Cloudonomics: The race to zero is moving up the stack

Amazon CEO Jeff Bezos

Chessboard chess gameThe trademark margin-cutting strategy of Amazon CEO Jeff Bezos has disrupted brick-and-mortar commerce and forever changed consumer spending, but that’s only the prelude to the future impact on the enterprise. The retail-turned-cloud-giant’s model is now redefining the fundamental economics of technology services in a new area: software.

Amazon spearheaded the shift from selling hardware by the box to selling it by the hour nearly a decade ago with the explicit intent of undercutting traditional vendors and repeating its success in the consumer world. The company has since expanded the effort with value-added features to help customers take advantage of its infrastructure, attracting numerous contenders along the way, but the underlying pricing strategy remains centered on the equipment even as the competitive focus moves up the stack.

That disconnect is generally perceived to have divided the cloud race into two separate lanes in which Amazon and its main rivals, Microsoft and Google, compete over functionality on one side while chasing lower rates on the other. The strategic shift beyond infrastructure is now forcing the fight in a new direction.

“Although Amazon, Google and Microsoft can continue to drive down the costs of their infrastructure-as-a-service offerings to win new customers, they must develop better methods to satisfy the expectations of these low-paying customers so they can ensure their loyalty and generate greater margins from these accounts via up-selling and cross-selling,” Jeffrey Kaplan of THINKstrategies Inc. told SiliconANGLE.

That is reshaping the long-held competitive lines of the public cloud with software as a new battleground. And just like when the public cloud first emerged in the mid-2000s, Amazon is once again at the crest of the wave.

While the infrastructure-as-a-service giant still asks an extra fee for certain services such as its managed Hadoop implementation on top of the basic hardware charges, many other of its value-added offerings, including the ultra-reliable relational database introduced last year, only cost as much as the resources consumed. And in typical fashion for the public cloud, the competition is close behind.

Microsoft reportedly plans to bill its upcoming hosted Hadoop alternative based only on the infrastructure that customers will take up to process their data in what is an unmistakable jab at Amazon. And if its track record on staying ahead of the curve is anything to go by, Jeff Bezos’ firm will match that pricing once Redmond’s service launches.

Economies of scale

 

In cloud computing as in retail, one vendor’s margins represent an opportunity for another, and software is one of the most profitable types of products around. That stems from the fact that software costs are fixed whereas hardware costs are proportional to usage, which means that big providers like Amazon can afford to offer value-added services at a lower cost since the development expenses are amortized across many customers.

Hardware, in contrast, carries an unavoidable marginal cost with a growth curve linear to usage requirements. As a result, the big providers are not so much racing one another on cloud rates but rather Moore’s law to pass along savings as their suppliers lower equipment costs. That is becoming all too evident from what some perceive as the stagnation of the price wars, with big players matching each other’s price cuts but not really breaking new ground. Prices can only fall so far.

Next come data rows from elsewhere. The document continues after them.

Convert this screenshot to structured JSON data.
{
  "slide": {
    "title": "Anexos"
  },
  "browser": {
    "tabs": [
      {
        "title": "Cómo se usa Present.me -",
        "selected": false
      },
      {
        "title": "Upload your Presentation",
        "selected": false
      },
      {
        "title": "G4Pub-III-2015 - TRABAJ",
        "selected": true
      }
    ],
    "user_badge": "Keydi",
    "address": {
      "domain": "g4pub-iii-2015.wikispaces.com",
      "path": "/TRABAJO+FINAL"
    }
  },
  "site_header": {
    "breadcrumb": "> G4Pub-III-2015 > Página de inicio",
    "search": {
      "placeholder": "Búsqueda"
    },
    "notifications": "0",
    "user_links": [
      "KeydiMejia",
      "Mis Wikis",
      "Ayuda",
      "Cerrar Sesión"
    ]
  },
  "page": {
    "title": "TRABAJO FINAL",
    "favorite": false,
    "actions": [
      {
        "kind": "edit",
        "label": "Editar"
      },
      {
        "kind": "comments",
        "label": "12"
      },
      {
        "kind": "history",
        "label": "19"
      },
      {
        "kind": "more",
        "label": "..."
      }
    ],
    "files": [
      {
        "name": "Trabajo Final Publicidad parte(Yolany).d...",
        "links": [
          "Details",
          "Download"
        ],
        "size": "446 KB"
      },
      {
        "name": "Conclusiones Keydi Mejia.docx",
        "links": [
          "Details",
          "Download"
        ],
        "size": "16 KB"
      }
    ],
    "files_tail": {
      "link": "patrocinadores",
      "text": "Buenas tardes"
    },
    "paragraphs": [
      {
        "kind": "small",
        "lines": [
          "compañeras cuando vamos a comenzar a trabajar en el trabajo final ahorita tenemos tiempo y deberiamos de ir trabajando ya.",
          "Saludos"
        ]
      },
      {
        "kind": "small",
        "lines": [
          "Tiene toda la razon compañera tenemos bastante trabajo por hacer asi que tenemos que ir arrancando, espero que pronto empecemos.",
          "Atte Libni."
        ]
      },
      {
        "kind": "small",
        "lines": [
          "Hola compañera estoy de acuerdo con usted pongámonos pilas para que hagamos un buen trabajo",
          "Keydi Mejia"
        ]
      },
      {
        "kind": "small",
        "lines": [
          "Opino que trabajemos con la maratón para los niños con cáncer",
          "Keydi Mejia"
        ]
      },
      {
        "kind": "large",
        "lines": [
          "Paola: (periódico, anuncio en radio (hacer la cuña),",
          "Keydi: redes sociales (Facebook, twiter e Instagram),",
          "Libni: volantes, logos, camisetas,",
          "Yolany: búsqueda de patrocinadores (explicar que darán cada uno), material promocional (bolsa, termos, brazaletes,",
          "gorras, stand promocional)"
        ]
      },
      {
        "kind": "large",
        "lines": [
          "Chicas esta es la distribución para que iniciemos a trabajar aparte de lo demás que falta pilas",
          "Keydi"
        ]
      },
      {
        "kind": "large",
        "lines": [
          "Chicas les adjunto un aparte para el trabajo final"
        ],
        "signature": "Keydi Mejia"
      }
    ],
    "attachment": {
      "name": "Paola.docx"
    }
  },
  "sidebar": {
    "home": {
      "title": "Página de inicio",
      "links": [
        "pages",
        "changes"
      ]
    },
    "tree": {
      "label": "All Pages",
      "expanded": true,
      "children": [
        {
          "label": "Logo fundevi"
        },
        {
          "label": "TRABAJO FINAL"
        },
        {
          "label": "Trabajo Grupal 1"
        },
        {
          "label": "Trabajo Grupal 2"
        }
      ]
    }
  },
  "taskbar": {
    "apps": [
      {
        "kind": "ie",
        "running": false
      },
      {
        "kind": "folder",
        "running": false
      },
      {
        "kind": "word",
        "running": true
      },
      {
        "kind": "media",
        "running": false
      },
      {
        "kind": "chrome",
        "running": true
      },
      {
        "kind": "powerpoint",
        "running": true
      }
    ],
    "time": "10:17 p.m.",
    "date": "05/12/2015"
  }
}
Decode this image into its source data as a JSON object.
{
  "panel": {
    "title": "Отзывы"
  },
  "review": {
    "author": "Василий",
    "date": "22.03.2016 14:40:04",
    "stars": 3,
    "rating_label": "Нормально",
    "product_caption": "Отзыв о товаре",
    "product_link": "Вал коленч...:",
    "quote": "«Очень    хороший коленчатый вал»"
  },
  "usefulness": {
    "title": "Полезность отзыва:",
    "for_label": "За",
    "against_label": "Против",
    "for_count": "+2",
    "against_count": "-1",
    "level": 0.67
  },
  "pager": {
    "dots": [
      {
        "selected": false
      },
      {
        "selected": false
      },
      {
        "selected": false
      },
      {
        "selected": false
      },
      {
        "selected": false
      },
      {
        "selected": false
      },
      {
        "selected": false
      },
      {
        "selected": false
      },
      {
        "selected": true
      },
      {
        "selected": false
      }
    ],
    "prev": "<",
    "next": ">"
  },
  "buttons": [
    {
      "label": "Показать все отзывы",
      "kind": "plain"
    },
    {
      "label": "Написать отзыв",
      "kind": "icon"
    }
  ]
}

“We’ll see more decreases in the cost of compute,” said Sharon Wagner, the CEO of Cloudyn Ltd., which provides cross-platform management services. But “many vendors are bounded by network costs, so you won’t see significant network cost reductions coming soon,” he added.

The increasing difficulty of competing in the hardware layer is what is ultimately driving providers to try to differentiate up the stack with value-added features. With much of that new functionality already available for free and the rest poised to follow suit, the industry may be headed toward a future in which software won’t cost much more than the infrastructure needed to run it.

That’s good news for enterprise technology buyers, but not so much for traditional vendors that make their living selling licenses and small providers that can’t afford to relinquish profitsgenerated from value-added features that larger competitors are now effectively giving away. It’s a recipe for disruption that could tilt the competitive balance of power more firmly toward the major providers.

“Expect Amazon to add more management capabilities for hybrid clouds, expect more focus on backup and recovery-as-a-service,” said Cloudyn’s Wagner. “When enterprises move to the cloud there is a new set of requirements that you don’t get from SMBs.”

Amazon, at least, is bearing out Wagner’s predictions. It launched a new hybrid feature last week that extends its updating service to on-premise environments. And in recent quarters it’s added on-demand code executionrelational databases and continuous delivery, among other value-added services.